En 1146, les Templiers reçoivent des terres situées sur les territoires de Canohès et de Toulouges. En 1153, Arnaud de Montescot fait une donation à Arnaud de Saint-Cyprien, alors précepteur du Mas Deu. En 1271, les Templiers achètent la dîme de Toulouges à Bernard d’Oms.
En 1277, Raymond de Bac, nouveau précepteur, échange tous les biens de Toulouges (à l’exception de la dîme) avec l’abbaye Saint-Pierre de Camprodon contre des terres situées à Orles et à Mailloles, afin de regrouper leurs possessions.
Évolution du village
Pendant le Moyen Âge, Toulouges fut fortifié. On ignore la date exacte de la construction de l’enceinte, mais elle existait déjà en 1345. À l’intérieur se trouvaient les habitations, l’église et son cimetière, une criée (lieu de vente aux enchères), plusieurs moulins, et un hôpital attesté dès 1436.
En 1355, le village comptait 14 foyers, soit 14 familles, ce qui en faisait une petite communauté, même pour l’époque. On y cultivait orge, maïs, blé, vignes et oliviers, ces derniers étant particulièrement protégés.
Le village était initialement administré par un bailli, assisté d’un conseil de notables appelés prud’hommes. Le régime consulaire fut instauré officiellement en 1273 dans toute la région, bien que des traces de ce fonctionnement apparaissent dès 1197 à Perpignan.
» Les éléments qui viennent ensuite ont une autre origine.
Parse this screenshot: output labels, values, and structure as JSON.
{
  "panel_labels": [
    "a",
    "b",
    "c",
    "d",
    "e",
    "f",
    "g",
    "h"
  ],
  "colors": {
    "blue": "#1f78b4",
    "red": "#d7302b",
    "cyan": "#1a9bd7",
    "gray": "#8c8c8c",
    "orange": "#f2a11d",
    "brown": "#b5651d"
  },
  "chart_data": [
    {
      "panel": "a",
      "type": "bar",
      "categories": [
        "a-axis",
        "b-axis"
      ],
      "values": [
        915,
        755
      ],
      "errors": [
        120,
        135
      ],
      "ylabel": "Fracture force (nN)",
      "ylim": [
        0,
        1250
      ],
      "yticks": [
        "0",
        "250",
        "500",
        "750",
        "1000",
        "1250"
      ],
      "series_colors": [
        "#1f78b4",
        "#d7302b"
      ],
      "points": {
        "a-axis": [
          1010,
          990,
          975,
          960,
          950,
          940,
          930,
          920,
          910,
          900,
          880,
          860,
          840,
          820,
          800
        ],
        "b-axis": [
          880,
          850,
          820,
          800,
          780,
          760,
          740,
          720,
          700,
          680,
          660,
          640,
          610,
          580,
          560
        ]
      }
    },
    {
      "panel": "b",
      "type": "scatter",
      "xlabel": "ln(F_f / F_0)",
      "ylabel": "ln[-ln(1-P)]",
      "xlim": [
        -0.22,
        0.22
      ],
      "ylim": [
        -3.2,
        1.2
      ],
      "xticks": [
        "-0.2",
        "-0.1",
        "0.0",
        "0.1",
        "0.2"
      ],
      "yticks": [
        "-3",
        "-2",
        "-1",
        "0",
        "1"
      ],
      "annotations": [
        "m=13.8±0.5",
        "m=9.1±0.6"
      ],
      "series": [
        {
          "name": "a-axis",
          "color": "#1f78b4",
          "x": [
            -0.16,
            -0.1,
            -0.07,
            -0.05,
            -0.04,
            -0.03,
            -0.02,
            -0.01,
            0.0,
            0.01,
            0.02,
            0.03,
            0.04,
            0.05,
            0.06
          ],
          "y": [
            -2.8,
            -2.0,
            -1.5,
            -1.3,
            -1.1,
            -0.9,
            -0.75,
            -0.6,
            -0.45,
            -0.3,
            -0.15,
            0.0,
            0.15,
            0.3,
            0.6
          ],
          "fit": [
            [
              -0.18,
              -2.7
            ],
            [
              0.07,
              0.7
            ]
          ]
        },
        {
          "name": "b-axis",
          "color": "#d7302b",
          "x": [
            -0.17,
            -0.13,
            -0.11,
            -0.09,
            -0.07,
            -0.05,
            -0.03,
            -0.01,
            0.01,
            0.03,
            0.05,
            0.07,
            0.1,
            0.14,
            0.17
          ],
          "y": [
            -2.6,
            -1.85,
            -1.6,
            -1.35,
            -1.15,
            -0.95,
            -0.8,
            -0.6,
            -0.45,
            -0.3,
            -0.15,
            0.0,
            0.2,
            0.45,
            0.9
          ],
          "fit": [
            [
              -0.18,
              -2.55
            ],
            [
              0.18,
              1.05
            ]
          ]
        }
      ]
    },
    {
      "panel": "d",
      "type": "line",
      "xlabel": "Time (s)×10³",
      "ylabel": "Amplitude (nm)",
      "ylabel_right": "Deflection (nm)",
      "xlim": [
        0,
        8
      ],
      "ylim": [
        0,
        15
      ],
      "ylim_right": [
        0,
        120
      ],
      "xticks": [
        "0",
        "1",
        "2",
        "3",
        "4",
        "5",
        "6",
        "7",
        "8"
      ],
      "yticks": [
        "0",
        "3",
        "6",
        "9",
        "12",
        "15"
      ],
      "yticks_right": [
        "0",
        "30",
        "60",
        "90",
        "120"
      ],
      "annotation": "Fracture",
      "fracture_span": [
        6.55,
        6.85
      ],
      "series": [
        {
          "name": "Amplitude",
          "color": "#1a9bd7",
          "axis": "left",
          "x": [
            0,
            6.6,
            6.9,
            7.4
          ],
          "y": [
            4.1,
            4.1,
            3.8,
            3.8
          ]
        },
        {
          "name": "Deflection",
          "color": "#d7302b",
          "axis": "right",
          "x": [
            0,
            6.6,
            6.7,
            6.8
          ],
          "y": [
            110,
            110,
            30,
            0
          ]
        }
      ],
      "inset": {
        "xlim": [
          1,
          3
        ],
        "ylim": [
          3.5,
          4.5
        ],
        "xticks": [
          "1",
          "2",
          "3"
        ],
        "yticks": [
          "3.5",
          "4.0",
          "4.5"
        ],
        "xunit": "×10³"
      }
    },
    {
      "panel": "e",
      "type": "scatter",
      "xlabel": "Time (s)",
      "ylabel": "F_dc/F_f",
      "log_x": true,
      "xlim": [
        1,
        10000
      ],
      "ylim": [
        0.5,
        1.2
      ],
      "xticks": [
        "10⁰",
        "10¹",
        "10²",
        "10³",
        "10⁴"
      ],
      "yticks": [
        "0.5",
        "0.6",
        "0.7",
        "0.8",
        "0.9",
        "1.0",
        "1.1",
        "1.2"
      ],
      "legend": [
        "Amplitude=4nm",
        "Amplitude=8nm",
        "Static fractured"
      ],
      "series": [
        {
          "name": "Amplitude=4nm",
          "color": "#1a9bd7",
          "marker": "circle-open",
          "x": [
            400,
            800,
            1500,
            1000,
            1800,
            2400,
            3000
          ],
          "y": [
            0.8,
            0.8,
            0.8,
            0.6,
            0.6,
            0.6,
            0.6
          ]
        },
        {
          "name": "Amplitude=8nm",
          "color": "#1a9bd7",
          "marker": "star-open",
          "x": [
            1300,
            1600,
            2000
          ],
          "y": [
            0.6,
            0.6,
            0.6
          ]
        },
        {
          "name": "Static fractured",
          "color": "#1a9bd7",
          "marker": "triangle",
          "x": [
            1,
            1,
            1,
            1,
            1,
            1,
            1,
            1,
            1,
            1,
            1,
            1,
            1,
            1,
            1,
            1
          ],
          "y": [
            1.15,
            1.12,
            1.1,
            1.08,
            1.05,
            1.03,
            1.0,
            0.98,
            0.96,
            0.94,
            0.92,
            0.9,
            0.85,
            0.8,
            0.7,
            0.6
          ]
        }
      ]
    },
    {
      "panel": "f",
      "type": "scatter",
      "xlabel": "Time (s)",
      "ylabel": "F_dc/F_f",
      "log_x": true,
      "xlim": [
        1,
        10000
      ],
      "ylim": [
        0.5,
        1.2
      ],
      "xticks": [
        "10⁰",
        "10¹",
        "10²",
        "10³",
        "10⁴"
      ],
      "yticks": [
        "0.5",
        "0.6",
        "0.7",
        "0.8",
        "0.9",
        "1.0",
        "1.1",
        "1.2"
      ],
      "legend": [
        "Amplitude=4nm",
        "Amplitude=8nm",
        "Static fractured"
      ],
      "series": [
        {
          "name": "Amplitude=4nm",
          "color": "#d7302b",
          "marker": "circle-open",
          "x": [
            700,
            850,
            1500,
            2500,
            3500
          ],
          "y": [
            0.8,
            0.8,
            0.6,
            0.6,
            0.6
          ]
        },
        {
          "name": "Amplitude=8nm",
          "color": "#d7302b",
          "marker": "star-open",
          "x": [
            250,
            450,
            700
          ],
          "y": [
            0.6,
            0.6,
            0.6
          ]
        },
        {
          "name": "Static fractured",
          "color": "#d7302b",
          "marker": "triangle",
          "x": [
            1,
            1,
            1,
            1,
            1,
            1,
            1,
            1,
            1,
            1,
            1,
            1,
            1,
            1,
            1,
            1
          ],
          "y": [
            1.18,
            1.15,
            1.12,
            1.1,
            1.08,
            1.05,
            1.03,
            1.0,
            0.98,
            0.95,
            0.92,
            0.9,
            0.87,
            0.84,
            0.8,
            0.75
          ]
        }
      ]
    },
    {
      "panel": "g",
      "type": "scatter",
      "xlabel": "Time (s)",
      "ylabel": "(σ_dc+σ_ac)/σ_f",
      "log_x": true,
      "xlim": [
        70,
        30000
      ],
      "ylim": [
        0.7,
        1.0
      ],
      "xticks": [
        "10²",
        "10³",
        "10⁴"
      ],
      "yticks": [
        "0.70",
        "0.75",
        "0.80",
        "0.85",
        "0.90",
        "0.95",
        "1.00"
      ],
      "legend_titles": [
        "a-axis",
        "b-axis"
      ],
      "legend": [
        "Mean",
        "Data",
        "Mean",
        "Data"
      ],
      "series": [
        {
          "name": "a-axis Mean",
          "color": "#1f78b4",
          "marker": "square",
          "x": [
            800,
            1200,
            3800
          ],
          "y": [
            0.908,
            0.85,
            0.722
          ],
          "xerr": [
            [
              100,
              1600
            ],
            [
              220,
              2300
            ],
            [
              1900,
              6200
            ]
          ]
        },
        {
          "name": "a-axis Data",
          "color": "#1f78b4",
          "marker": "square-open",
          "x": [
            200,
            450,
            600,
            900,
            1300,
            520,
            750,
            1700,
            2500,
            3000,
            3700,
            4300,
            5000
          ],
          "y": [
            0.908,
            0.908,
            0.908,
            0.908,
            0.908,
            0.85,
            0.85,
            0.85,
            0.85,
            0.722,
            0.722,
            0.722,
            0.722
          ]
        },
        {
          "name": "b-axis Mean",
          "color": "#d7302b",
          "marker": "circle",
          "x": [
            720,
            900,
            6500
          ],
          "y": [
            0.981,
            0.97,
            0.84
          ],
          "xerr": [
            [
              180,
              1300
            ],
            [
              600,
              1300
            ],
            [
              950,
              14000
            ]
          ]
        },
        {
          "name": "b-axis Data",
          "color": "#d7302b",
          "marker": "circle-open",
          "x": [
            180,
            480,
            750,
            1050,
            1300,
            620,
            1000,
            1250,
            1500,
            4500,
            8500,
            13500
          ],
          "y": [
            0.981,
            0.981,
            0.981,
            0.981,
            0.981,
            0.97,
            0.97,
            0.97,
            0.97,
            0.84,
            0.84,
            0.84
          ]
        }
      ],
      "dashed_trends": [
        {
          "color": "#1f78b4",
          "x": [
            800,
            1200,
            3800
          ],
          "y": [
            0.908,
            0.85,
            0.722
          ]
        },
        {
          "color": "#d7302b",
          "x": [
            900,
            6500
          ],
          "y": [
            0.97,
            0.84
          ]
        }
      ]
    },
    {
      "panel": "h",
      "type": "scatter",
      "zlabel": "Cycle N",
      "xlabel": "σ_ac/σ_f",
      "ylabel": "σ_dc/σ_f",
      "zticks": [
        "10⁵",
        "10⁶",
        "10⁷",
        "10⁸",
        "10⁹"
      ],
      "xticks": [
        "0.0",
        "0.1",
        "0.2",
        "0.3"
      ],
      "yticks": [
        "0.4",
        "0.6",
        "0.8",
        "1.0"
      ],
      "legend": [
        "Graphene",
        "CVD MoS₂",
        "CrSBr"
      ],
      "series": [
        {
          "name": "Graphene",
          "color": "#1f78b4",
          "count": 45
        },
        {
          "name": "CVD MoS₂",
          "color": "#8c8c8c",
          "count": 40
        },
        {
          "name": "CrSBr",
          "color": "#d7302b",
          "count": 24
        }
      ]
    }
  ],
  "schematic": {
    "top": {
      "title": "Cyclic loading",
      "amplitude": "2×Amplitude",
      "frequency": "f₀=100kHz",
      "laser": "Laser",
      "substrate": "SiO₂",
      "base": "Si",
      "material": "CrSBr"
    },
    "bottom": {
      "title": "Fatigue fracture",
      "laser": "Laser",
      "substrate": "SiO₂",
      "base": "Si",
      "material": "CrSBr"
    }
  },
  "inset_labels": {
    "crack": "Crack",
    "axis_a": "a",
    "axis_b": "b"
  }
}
Les consuls, élus à la Saint-Jean, veillaient à la sécurité, à la gestion des impôts et à l’ordre public. Un document du 2 octobre 1609 atteste que les consuls convoquèrent les habitants pour leur conférer le droit de lever l’impôt, conjointement avec le bailli.
En 1628, Toulouges fut touché par une épidémie de peste qui décima une partie importante de sa population.
En 1635, Louis XIII déclare la guerre à Philippe IV d’Espagne. Le 26 octobre 1637, les habitants de Toulouges reçoivent l’autorisation de porter des armes pour se défendre contre les troupes françaises. Cette guerre ruina le village à deux reprises, en 1640 et 1641.
À la Révolution, les habitants de Toulouges se montrèrent plutôt calmes, comparés à ceux d’autres localités. Raymond de Saint-Sauveur, dernier intendant du Roussillon, écrivait le 28 juillet 1789 que Toulouges était « l’un des villages les plus tranquilles ».
Le forage artésien
Le 27 mars 1829, à Toulouges, M. Fraisse, employé de la Société royale d’agriculture, détermine l’emplacement du premier forage profond du département. Le 15 juin suivant, il atteint la profondeur de 41 mètres. L’eau jaillit alors à 1,50 mètre au-dessus du sol, à raison de 1,4 m3 par heure. Ce fut le début de l’irrigation moderne du Roussillon par forages artésiens.